Dopo l’arresto del super boss mafioso Matteo Messina Denaro il dibattito politico si è spostato sul ruolo fondamentale che hanno avuto le intercettazioni nella sua cattura.
A fare discutere sono state soprattutto le posizioni del ministro della Giustizia, Carlo Nordio, magistrato in pensione, che da sempre si è schierato contro la divulgazione delle intercettazioni (“talvolta costituiscono uno strumento micidiale di delegittimazione personale e politica”) e per un loro utilizzo limitato ai reati gravissimi, quali quelli di mafia e terrorismo, escludendole per i reati minori.
Da ministro è sua intenzione riformare le intercettazioni, non condividendo pienamente le leggi che ne stabiliscono le modalità di utilizzo durante le indagini e la frequente diffusione non autorizzata sulla stampa. L’intenzione di riformare le intercettazioni (limitandole ai reati minori) ha sollevato obiezioni nelle opposizioni di governo ma anche nella maggioranza.
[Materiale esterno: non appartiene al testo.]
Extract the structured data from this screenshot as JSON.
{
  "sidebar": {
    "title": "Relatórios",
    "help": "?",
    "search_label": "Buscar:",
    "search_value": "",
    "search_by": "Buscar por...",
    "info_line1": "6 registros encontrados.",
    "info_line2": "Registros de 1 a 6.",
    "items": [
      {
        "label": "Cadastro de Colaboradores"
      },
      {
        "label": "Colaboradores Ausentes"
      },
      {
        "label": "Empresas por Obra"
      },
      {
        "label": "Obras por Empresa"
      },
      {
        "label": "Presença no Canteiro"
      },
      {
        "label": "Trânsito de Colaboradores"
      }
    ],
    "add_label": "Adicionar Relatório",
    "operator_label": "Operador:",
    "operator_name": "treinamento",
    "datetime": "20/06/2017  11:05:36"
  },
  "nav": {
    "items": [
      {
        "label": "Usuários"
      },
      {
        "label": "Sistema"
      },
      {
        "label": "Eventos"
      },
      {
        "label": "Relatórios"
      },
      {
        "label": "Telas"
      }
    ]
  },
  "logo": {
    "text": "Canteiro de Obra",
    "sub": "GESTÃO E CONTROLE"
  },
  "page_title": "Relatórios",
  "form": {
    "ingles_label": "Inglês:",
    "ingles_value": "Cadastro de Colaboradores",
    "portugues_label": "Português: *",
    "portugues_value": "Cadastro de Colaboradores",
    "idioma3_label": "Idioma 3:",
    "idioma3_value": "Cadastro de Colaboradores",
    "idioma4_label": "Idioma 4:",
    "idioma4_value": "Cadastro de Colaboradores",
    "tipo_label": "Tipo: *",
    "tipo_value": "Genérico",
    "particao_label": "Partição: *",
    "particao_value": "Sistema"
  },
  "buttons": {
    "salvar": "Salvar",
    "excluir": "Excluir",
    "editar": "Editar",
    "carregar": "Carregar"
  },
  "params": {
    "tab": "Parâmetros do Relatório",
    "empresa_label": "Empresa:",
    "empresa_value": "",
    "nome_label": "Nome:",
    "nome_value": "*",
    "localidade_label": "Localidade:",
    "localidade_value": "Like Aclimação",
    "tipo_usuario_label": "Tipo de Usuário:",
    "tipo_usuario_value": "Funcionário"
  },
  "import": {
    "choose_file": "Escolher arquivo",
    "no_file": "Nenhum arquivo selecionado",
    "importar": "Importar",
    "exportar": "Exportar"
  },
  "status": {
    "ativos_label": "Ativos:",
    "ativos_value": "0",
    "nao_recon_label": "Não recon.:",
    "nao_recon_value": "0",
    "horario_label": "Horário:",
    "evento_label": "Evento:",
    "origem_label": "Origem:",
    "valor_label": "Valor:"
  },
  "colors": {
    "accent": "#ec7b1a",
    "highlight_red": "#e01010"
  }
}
Forza Italia, più garantista (più rispettosa delle garanzie delle persone indagate o imputate) si è schierata con il Guardasigilli, mentre Lega e Fratelli d’Italia (più giustizialisti) non si sono mostrate del tutto d’accordo. A questo punto è intervenuta la premier Meloni confermando piena fiducia al ministro Nordio e ai prossimi provvedimenti che saranno presi in tema di giustizia.
Le esternazioni del ministro hanno suscitato critiche anche da parte di alcuni magistrati, contrari all’esclusione delle intercettazioni per i reati minori, ritenendole uno strumento investigativo da utilizzare a 360 gradi. Vedremo come si muoverà il governo in tema di giustizia e che riforma intenderà fare, non solo in merito alle intercettazioni. In questi giorni Silvio Berlusconi ha dichiarato: “la riforma della giustizia è una delle ragioni per le quali è nato questo governo”. È risaputo che la materia stia molto a cuore al leader forzista.
Tornando alle intercettazioni, personalmente credo che rappresentino uno strumento irrinunciabile per ogni tipo di reato. Hanno un costo sicuramente, richiedono del tempo e tante risorse, ma sono fondamentali per avere giustizia. Certamente non vanno utilizzate per il furto di una mela, ma non possiamo limitarle ai solo reati di mafia e terrorismo. Lo strumento c’è, funziona, e va utilizzato. Spenderemo meno per altre cose. La giustizia va pretesa a tutti i livelli, e spesso dai reati minori si aprono piste che conducono a reati più gravi quali quelli di mafia. Si tratta dei reati satelliti, quale potrebbe essere la corruzione.
Concordo con il ministro, invece, per quanto riguarda la necessità di evitare che le intercettazioni vengano diffuse sulla stampa senza autorizzazione, colpendo l’onore di cittadini onesti e totalmente estranei ai fatti.
Le intercettazioni, che possono essere telefoniche, ambientali (ottenute con microspie), telematiche (acquisizione di dati in rete) o fatte con un “trojan” (un virus installato in uno smartphone), devono essere intese come uno strumento per arrivare a delle prove, non come delle prove stesse, questo è un concetto che non deve mai essere perso di vista. Sono uno strumento di indagine che non deve assolutamente essere diffuso, semplicemente perché è ingiusto, non trattandosi di prove certe, e in più viola la privacy della persona, spesso innocente.
Se tuttavia ci sono delle intercettazioni (quali quelle che riguardano i crimini contro la sicurezza dello Stato) che rimangono segrete perché è facilmente individuabile chi deve garantirne la segretezza, ce ne sono altre, quali quelle giudiziarie, chieste dal pubblico ministero, che transitano attraverso numerosi uffici, dunque più difficili da mantenere segrete, e raggiungibili da giornalisti più esperti.
A mio avviso questo meccanismo deve essere fermato. E credo sia abbastanza semplice. In presenza di intercettazioni pubblicate verrà chiesta la fonte al giornalista autore dell’articolo. Non me la riveli? Vai in galera per una gravissima violazione della privacy. Me la riveli? Andrà in galera l’altro e tu sarai punito in qualche modo.
Le intercettazioni potrebbero rappresentare solo l’inizio della riforma della giustizia che l’attuale governo vorrà attuare. Mi sembra che siamo partiti col botto.